For gene signatures to be used in clinical practice to accurately predict HCC prognosis, the following procedures are required. For a start, there should be a standardization of tissue composition. Without appropriate and standardized samples, the further experiments to determine a robust signature will be difficult. For example, the variable selection procedure is crucial in developing reliable and reproducible gene signature because pre-analytical variables such as stromal component and tissue processing will directly affect gene expression profiles. In addition, to enable the usage of data by different researchers and future investigators, a detailed description of data processing and analytical methods is required. A further step is to establish unified high criteria for generating gene expression signatures. Moreover, it is also important to identify gene signatures to predict early and late recurrence of HCC. HCCs are a group of diverse and heterogeneous diseases. Gene expression patterns can provide a basis to distinguish sub-phenotypes within the heterogeneity subgroups characterized by conventional clinicopathological variables, and also present important information about individualization of therapy[18]. Viral mutations in the preS and the basal core promoter regions of HBV are significantly associated with HCC risk[19-23]. The HBV mutations including A1762T/G1764A, preS deletion at nt.107-141, and preS2 mutations in adjacent hepatic tissues and the HCV mutation such as M91L are significantly associated with poor prognosis of HCC[24-26]. The viral mutations should be reasonably integrated into the HCC prognosis-related gene signature.

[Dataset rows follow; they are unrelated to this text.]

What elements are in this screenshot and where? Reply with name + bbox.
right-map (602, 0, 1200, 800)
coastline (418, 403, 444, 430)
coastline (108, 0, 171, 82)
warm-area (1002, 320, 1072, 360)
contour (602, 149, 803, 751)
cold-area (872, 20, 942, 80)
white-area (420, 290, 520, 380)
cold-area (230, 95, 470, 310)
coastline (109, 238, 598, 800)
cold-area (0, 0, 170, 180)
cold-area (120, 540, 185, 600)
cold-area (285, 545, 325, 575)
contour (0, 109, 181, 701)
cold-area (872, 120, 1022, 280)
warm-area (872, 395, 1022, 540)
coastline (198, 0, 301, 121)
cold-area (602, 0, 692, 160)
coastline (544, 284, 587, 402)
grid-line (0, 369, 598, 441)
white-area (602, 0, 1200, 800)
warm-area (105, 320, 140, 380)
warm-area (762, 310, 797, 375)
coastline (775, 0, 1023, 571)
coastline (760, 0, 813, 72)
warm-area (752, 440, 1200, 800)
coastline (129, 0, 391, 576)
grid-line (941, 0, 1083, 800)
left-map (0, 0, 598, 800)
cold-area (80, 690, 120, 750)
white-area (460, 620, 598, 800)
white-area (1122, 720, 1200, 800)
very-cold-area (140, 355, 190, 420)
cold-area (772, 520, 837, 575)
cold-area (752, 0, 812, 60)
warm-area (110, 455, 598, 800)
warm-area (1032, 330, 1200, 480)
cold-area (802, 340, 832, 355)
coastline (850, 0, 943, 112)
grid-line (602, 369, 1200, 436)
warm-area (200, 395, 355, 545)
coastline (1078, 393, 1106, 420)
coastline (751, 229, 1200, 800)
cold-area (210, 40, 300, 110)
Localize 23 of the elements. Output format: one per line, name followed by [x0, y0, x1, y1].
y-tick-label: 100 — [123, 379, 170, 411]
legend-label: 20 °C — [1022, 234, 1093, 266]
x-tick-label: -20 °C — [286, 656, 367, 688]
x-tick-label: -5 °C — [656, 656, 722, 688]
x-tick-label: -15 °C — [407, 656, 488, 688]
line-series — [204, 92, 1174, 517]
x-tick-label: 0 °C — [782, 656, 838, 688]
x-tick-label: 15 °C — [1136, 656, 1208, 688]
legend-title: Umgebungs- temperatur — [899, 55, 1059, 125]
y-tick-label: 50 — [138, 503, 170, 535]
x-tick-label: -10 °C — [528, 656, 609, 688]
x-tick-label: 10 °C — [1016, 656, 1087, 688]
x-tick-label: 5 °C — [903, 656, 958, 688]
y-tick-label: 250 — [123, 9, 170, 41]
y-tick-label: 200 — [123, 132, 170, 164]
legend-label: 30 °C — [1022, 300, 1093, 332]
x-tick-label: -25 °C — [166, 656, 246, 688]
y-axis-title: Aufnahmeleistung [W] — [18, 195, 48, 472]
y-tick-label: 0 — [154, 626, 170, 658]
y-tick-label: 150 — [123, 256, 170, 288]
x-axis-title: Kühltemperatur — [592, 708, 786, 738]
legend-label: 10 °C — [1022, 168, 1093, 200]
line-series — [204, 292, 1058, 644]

To summarize, this paper drew our interests because gene expression signatures have shown great promise in classifying cancer subtypes and predicting prognosis. The Villanueva team has introduced an effective approach to systematically integrate different types of data for HCC prognosis prediction. With the increasing amount of data produced, there is an urgent need of standardized methods in systems biology to integrate descriptive data from cohort studies and other sources such as clinicopathological features, massive DNA and RNA parallel sequencing, and proteomics, along with functional data to guide therapeutic decisions. In addition, data on vascular features of HCC from imaging techniques may help select and validate true gene expression signatures associated with HCC prognosis. Future studies should also correlate these two non-invasive and innovative methods. It is still premature to use the current gene signatures for predicting HCC prognosis in the context of clinical practice. There is enormous work to be done for these gene signatures to be used in routine clinical practice and treatment decision making.